15

「――あ」

 例えるなら、コップを落として割ってしまった時のようだった。それほどはっきりと、決定的に、世界が変質した。

「……え? ちょっと待って、どうして?」

 梓の声は震えていた――無理もない。何せ、僕達以外の何もかもが、止まってしまっているのだから。

(……そんな、まさか)

 確かにトカゲの力は常識の外にある。喪服の女然り、顔の動かない女然り、鎖と腐った男の顔然り、それらの持つ常軌を逸した力は僕自身が既に体験している。

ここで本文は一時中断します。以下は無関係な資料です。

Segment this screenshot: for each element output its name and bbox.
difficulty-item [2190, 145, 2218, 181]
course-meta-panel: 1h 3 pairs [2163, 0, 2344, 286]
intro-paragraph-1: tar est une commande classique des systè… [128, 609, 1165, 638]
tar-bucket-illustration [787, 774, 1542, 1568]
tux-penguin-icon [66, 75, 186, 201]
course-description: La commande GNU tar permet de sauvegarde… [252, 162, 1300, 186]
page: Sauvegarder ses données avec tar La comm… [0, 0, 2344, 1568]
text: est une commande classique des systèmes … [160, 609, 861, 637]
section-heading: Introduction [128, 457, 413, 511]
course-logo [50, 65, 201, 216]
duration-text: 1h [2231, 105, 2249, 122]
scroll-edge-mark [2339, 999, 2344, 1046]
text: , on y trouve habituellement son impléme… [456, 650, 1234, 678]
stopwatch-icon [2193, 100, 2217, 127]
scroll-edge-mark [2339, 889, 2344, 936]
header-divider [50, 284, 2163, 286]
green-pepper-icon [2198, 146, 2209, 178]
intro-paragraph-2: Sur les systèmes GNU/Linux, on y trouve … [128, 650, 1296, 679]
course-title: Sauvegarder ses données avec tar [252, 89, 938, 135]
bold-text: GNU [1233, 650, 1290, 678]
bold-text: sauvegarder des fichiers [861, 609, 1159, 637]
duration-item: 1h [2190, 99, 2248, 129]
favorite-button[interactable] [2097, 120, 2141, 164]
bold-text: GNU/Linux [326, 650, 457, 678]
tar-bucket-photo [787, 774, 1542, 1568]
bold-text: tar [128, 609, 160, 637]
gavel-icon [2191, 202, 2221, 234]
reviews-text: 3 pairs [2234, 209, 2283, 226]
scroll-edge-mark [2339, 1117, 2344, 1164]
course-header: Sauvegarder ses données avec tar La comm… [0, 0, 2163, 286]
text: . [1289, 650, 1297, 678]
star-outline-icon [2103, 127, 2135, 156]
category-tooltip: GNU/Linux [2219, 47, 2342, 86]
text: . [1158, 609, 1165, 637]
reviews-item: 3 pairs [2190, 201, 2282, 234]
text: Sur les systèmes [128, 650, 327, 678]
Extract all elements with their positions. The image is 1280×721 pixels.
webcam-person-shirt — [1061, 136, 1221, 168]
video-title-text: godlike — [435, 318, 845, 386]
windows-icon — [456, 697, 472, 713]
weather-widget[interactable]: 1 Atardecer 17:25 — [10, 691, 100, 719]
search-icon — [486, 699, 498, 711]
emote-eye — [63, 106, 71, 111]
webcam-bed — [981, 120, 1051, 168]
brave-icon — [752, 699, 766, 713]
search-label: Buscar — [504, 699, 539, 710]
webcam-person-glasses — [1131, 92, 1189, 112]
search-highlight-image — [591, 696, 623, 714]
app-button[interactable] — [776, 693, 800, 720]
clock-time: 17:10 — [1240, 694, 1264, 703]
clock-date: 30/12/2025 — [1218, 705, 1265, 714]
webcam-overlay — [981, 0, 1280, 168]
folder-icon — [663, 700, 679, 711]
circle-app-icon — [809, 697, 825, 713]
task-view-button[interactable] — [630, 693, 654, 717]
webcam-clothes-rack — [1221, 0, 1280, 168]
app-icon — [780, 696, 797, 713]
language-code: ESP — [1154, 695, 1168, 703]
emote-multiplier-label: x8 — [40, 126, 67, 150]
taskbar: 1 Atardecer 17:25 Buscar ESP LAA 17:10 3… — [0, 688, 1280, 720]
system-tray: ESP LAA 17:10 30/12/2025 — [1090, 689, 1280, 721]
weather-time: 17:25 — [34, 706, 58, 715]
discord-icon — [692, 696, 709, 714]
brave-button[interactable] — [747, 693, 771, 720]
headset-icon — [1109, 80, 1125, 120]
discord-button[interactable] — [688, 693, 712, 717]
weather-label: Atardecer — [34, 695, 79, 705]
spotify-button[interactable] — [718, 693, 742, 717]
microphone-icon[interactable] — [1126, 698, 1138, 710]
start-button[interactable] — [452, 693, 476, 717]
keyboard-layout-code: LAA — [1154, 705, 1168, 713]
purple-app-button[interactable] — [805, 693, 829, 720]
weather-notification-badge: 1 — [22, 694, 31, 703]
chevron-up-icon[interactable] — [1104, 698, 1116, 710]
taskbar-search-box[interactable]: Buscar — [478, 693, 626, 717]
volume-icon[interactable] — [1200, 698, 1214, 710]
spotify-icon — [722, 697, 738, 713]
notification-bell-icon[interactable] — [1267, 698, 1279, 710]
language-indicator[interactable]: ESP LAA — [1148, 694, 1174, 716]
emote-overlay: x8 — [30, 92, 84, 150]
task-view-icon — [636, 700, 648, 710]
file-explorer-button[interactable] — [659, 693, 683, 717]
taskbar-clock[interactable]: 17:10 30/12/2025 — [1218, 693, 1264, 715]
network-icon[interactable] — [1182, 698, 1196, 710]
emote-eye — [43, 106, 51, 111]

 だが、今目の前で起きているそれは――時間を意図的に止めた。そうとしか思えなかった。

(そんなことが、本当に)

 ――交差点に立っていた影が、僕達に向かってゆっくりと歩き出した。

 ゆっくりと、だがまっすぐに、歩いてくる。

(あいつと僕達だけ、時間が止まって、いない?)

 ――総毛立つ。つまり僕達は、あいつの標的に選ばれてしまったということ。

 梓の方を見るが、状況がまだ飲み込めていないようだ。ただぽかん、と近づいてくる黒い影を見つめている。無理もない。だがこの状況では確実にそれが命取りになる。

(――ニャン太は)

 周囲を素早く見回すが、見つけられない。さっきまでは確かに梓の膝の上にいたはずだ。それにこれほどの異常事態に何も言ってこないというのは不自然すぎる。

(逃げた? それとも――消された?)

 たとえどちらであっても、まずは逃げることが先決だ。

「――行くよ、梓」

 僕は梓の手を引っ張り、走り出す。

「ちょ、ちょっと待って楓! どういうことなの!? どうして皆止まってるの!? あの黒い影は!?」

 疑問に思うのは当然だ。できるなら答えてあげたいが、その時間がない。僕は梓の手を引いて静止している人達をよけながら走った。本来なら痛みで十メートルと走れないはずなのに百メートルほど走っても痛みはまるでなかった。途中で一瞬振り返り、黒い影の様子をうかがう。

 僕が振り返ったのと、黒い影がガードレールに触れるのはほぼ同時だった。

 ――ガードレールは、消えた。黒い影が触れたところだけが、綺麗に。